A major attraction for some foreigners considering moving to Galicia is that properties with enough land to keep horses/sheep/cattle/etc. on are both abundant and also cheap, especially if you are happy to live somewhere rural, remote and unfashionable.
In general Galicia’s rainfall levels and mild climate ensure good grazing throughout much of the year and minimal risks to animals from any extreme of weather.
Livestock is subject to various registrations and controls, especially anything that will enter the food chain – local vets can normally give good advice on how to comply with this.
Galician attitudes to animals
On the whole Galicians can be said to care for their animals but the consideration given to animals’ standards of living and legal protection for animals falls massively short of long established norms in the UK and other countries.
As a result of this incomers may therefore see a lot of treatment of animals that they find distressing. The most typical examples of this are:
- Often quite disturbed dogs chained up permanently in rural yards or roaming, bored out of their minds, in the gardens of holiday villas where they are seemingly used as alarm systems.
- Animals kept permanently indoors and often in tiny pens that may even restrict movement (chickens, pigs, rabbits).
- Hobbled goats, cows and horses.
- Cows kept in barns all year while the lush pasture all around the barn is cut by machine and fed to them as bales of hay.
- Horses kept on their own in fields (something now banned in some countries as this is seen to cause herd animals distress).
- Perhaps nastiest of all, puppies and kittens kept in small cages or glass tanks in shopping centre pet stores.
These things are not deliberate cruelty and of course there are many Galicians who look after their animals to the highest standards and even some who run sanctuaries and the like, but if seeing this will disturb you and you don’t want to enter into a fight you will probably never win to change Galician attitudes to animals then you should factor this into your choice of property.
The Galician countryside is generally incredibly peaceful at night in terms of human made noise. This is great for the most part but a real problem when you combine it with noisy animals in the vicinity because they seem even louder by comparison with the silence.
There are some noisy animals that can turn up anywhere and that therefore can’t be avoided (cats doing cat stuff, bellowing cows, stags, owls, wild boar), but there are two particular varieties that you should be wary of to the extent of walking away from an otherwise dream property if you spot them nearby. These are:
- Dogs in gardens or yards that howl and bark all night.
For some people (normally the kind who fall asleep instantly and snore like power tools) these noises present no problem, but if you’re a light sleeper the wrong Galician rural property could turn out to be worse for your quality of life than living under the Heathrow flight path.
Wildlife and dangerous animals and insects
Despite the wholesale destruction of much of the native forest (normally to make way for dense eucalyptus plantations) over the last half century, wildlife abounds in Galicia.
In general you will find the wildlife typical of most of western Europe, ie. deer, foxes, badgers, buzzards, cats gone feral, rats, mice and so on along with quite a lot of lizards and snakes, of which normally only the very occasional adder is venomous.

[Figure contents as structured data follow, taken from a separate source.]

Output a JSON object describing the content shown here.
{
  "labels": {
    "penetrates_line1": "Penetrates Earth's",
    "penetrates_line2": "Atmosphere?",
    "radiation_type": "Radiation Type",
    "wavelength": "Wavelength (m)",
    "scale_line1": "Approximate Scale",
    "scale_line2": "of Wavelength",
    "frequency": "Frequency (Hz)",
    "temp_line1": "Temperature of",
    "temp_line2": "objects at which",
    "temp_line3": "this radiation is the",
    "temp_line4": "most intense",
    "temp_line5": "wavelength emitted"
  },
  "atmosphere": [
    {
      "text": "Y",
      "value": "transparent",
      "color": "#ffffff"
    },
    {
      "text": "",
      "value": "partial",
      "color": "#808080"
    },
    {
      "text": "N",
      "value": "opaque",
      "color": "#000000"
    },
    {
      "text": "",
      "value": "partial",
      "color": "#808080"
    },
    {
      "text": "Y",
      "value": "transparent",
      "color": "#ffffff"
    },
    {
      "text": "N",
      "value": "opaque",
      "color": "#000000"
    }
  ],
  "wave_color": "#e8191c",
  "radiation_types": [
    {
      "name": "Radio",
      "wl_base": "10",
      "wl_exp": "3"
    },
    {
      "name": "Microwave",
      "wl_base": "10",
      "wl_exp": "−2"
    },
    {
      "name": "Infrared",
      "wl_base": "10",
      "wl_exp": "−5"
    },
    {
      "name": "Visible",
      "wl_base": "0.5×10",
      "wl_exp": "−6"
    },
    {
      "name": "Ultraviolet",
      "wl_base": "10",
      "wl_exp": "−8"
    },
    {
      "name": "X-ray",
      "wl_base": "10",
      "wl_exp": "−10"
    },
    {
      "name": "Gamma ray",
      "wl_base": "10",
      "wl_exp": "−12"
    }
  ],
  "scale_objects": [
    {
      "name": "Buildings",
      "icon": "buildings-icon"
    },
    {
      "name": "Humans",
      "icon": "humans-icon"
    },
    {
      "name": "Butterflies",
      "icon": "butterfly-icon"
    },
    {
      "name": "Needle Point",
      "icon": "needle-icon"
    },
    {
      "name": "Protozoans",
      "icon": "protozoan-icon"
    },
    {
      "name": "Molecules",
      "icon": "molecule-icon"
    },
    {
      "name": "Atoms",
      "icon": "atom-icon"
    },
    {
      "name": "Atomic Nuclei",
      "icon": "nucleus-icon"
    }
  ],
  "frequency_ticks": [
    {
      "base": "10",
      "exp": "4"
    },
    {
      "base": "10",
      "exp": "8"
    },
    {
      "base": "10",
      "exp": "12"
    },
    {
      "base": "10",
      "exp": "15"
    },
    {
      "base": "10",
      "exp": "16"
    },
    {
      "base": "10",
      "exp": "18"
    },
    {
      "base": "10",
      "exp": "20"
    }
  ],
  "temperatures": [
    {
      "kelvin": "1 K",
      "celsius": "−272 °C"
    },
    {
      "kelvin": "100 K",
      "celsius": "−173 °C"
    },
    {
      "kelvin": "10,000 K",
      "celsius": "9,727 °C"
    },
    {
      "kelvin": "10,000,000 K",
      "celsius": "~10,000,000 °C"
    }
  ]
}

The one standout addition to this list is wild boar (javali) as they are both populous in most rural areas, potentially dangerous (especially mothers with piglets or males in mating season), and highly destructive if you leave any crops or vegetables unprotected (even a single boar can ruin an entire vegetable garden in a few hours of one night).
In some remote regions in inland Galicia you can also find wolves and bears, which invariably avoid humans and populated areas and really aren’t an issue for anyone with a modicum of common sense.
The insect world also thrives in Galicia. Although not as bad as southern Spain, Galicia has its share of flies that could have been designed specifically to annoy humans (land instantly on any food, get indoors at the tiniest opportunity, etc.) and of course mosquitos anywhere near standing water.
The one insect that really requires caution is ticks, which are widespread in rural areas and which can, although only in a small minority of cases, cause the extremely dangerous Lyme disease.
If you walk in long grass or even work regularly in a garden it is worth checking regularly for ticks, learning to recognise tick bites (quite easy – normally there’s a tick still attached to you in the middle of it!), keeping a tick removal kit in stock and also knowing what treatment to seek if you get a bite that shows signs of infection (red rings spreading out from the bite).